Je suis renvoyé en cellule, mais les soldats ne me battent plus. Ils ont tout entendu dans la salle et hésitent à me classer entre le salaud sur qui on peut taper, et un bon Français, qui aime son pays et qui s’est enfui du piège boche. En attendant de se faire une idée, et dans le doute, ils me donnent une soupe chaude et une deuxième couverture. « Les problèmes se gèrent par ordre de priorité »… Je ne sais plus ce qui est prioritaire. Dans ce camp, ma survie est à peu près assurée.

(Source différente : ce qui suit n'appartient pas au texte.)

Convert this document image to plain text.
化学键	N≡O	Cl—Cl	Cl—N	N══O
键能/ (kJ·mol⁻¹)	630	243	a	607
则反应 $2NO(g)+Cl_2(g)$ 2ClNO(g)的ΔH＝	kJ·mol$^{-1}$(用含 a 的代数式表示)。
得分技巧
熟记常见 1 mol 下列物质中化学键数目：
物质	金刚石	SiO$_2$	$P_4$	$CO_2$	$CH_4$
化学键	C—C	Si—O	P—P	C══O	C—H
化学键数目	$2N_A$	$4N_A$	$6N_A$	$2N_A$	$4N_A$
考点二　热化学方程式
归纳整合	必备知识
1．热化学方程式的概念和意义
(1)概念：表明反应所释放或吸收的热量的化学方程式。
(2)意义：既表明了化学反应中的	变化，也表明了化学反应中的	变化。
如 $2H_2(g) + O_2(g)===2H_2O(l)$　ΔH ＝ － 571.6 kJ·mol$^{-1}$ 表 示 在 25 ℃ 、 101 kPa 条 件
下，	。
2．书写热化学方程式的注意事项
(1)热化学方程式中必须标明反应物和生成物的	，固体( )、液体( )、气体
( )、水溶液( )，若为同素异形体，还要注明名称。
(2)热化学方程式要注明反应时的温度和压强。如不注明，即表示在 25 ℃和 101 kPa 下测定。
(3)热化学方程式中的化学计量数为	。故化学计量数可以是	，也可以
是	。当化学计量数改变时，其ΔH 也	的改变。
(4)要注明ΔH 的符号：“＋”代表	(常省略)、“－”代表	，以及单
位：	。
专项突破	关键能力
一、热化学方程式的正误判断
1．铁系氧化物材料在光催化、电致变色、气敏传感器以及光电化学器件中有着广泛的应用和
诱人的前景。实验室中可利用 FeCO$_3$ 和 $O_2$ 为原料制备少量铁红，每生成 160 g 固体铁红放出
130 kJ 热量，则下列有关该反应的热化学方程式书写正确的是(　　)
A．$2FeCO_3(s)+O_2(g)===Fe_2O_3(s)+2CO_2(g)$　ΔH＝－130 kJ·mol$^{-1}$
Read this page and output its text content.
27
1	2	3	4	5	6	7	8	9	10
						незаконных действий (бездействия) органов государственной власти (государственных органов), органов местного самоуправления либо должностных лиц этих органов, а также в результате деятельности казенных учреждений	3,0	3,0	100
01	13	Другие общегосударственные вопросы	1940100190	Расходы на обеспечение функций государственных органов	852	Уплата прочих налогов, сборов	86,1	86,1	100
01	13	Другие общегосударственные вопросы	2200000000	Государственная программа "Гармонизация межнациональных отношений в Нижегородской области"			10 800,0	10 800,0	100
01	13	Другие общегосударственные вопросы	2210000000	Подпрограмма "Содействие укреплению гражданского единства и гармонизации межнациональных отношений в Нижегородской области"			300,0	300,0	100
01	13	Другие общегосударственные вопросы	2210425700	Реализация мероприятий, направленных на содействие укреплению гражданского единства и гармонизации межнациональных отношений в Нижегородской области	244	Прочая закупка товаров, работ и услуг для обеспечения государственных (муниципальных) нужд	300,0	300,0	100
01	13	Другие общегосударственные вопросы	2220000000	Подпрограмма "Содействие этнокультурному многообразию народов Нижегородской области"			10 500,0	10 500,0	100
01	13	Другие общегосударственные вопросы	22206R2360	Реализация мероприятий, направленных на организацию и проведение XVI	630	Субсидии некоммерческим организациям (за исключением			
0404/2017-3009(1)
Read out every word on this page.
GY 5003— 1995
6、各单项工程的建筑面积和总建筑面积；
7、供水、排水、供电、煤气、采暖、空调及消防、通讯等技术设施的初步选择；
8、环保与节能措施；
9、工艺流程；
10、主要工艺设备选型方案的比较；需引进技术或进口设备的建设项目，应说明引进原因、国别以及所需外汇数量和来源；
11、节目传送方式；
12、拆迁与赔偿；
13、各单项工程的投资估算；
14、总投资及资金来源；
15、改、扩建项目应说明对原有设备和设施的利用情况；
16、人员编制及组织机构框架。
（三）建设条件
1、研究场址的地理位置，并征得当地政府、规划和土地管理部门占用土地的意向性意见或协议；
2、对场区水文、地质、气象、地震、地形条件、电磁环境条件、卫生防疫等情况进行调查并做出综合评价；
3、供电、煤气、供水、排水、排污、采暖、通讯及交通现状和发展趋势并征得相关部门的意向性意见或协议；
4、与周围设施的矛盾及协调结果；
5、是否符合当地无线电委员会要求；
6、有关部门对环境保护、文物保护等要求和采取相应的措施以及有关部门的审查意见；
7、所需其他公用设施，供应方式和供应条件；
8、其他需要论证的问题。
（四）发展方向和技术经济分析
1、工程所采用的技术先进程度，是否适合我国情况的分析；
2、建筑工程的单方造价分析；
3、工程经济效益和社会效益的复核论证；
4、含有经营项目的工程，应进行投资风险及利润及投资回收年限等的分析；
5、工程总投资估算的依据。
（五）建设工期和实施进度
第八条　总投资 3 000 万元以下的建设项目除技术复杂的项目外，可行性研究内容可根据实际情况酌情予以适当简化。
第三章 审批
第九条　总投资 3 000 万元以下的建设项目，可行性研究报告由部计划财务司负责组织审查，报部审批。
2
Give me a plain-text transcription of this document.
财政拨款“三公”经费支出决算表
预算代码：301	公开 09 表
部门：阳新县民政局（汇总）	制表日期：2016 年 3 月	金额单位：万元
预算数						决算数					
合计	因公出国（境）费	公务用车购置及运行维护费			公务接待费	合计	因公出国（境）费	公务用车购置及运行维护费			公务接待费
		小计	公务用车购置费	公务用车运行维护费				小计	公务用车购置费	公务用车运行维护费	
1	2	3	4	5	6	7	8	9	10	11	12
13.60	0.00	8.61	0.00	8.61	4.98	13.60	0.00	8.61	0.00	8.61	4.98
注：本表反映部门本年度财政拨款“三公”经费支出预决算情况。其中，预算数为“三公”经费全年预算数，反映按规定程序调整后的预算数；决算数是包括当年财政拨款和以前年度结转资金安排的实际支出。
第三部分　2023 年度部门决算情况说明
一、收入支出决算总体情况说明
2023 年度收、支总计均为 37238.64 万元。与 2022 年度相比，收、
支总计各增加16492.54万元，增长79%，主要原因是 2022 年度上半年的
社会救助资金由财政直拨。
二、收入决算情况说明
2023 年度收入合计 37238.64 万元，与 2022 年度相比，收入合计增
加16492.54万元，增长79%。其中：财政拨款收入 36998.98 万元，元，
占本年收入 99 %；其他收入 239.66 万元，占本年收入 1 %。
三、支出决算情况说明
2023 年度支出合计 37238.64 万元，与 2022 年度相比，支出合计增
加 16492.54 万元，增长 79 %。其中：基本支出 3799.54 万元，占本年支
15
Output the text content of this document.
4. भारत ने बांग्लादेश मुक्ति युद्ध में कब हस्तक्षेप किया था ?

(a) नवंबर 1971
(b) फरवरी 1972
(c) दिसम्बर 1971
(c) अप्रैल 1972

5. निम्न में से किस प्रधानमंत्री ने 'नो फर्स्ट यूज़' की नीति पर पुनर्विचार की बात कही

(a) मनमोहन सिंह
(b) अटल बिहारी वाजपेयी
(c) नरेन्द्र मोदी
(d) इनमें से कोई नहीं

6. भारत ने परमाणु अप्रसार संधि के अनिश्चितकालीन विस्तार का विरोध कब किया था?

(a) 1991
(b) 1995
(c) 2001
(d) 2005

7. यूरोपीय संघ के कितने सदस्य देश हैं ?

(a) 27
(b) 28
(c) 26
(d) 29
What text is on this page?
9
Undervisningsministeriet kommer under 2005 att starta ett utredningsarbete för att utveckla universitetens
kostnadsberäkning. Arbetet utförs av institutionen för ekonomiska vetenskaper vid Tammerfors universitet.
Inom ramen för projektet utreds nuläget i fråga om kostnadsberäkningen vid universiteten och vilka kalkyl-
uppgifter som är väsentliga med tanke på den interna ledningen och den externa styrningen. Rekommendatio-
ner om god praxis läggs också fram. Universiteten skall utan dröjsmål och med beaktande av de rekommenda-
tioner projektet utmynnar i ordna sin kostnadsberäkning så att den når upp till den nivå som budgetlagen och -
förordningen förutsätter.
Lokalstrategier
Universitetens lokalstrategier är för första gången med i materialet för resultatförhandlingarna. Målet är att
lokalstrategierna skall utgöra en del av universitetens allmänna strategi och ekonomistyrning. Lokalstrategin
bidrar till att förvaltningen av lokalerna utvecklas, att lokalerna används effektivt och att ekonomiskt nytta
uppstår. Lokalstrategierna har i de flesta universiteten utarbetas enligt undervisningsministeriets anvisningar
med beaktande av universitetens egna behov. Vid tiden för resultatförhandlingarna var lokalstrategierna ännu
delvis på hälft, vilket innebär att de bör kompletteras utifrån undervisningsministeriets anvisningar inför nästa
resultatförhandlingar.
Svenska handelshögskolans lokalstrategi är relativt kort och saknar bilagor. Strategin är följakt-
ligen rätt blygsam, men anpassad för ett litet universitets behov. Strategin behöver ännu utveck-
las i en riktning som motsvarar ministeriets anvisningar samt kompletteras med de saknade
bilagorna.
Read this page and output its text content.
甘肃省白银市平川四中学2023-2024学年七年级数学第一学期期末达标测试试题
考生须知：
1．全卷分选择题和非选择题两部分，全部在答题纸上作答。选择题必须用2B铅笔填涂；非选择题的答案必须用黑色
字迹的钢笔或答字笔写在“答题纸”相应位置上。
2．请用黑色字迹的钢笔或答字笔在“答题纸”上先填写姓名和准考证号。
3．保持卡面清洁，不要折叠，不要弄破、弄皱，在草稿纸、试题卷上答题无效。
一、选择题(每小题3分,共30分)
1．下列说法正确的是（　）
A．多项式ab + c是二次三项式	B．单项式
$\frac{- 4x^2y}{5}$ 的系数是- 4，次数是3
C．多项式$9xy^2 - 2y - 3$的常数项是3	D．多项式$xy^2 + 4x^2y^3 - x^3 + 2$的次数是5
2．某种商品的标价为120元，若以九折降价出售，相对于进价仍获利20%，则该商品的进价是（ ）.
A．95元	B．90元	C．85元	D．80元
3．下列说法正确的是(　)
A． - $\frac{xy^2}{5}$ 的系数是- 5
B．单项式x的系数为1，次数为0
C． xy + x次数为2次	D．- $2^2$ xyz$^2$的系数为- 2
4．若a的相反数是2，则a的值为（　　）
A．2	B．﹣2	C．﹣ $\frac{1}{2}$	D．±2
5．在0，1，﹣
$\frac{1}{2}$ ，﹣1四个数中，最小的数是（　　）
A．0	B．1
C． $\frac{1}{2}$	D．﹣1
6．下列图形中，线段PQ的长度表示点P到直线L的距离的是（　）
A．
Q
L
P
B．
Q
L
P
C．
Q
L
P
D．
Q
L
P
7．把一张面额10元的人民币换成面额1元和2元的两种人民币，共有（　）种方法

J’ai à manger, on me frappe de moins en moins, je dors. Je suis plus en sécurité que dans la tranchée, c’est sûr. On est une dizaine de prisonniers allemands dans le camp. En fait, on occupe le bâtiment réservé aux punitions disciplinaires en temps de paix. Je ne communique pas beaucoup avec les autres. On m’a mis à part dans l’attente de savoir si j’étais un gentil ou un méchant. En réalité, personne n’a le temps de s’intéresser à mon cas. Et comme je ne revendique rien… Le temps passe. Je suis séparé des autres Allemands par une simple cloison de bois, et dans la cour, par un grillage. Je les entends discuter, rire, jouer. Vivre, quoi ! La plupart du temps, je ne sais pas de quoi ils parlent. De l’Allemagne, je ne connais bien que la langue et la leur est presque incompréhensible.

Pour la France, je suis un criminel et pour le camp d’en face, un déserteur. Pendant plusieurs semaines, je reste prostré. Je ne trouve aucune issue à ma situation. Je commence à être complètement déséquilibré mentalement. On m’a enfermé dans une baraque en isolement.

* * *

J’ai des éclairs de conscience, sur des choses qui se sont passées avant, du temps où j’étais Français et journaliste. Je sais que j’ai tué ma femme et que j’ai été condamné à perpétuité. Je ne me rappelle pas le procès, ni ce qui s’est passé avant, ni ce qui s’est produit après. Je sais qu’un jour, quelqu’un est venu me voir dans ma cellule et qu’ensuite, je l’ai revu dans le bureau du directeur de la prison. Un type avec des lunettes. Tout ce dont je me souviens, c’est qu’il a dit que j’allais être exécuté le lendemain et que si je signais certains papiers, je ne serais pas guillotiné. J’ai dit oui. Il m’a fait signer quantité de papiers, et je sais qu’ils ont un rapport avec ce que je suis devenu aujourd’hui. Ce matin, je sais quelles sont les priorités. Tout est devenu clair dans ma tête. Quand l’infirmier vient, je lui demande s’il accepterait, quand la guerre sera

finie, de poster une lettre en Allemagne. Il me dit oui. Je lui donne une enveloppe, avec dessus l’adresse de Ludwig. Je sais que je ne reverrai jamais ma famille. Je suis coincé au début de ce siècle et je ne pourrai pas m’en sortir.

* * *

Du côté de Verdun, les champs sont couverts d’une moisson stérile. Des centaines de milliers de croix blanches, une pour chaque mort au combat, jonchent l’infini de la plaine. Dans un endroit un peu retiré, il y a un espace réservé aux soldats allemands, qui, faits prisonniers, sont morts en France pendant les hostilités. Certains sont enterrés ici à cause de maladies, d’autres parce qu’ils ont été exécutés. Sur l’une de ces croix, on peut lire : Première classe Karl Schmidt, 1887-1917. Dans les archives du camp, on peut trouver le dossier du soldat. Y est indiqué la date de sa capture, et qu’il s’est suicidé dans sa cellule.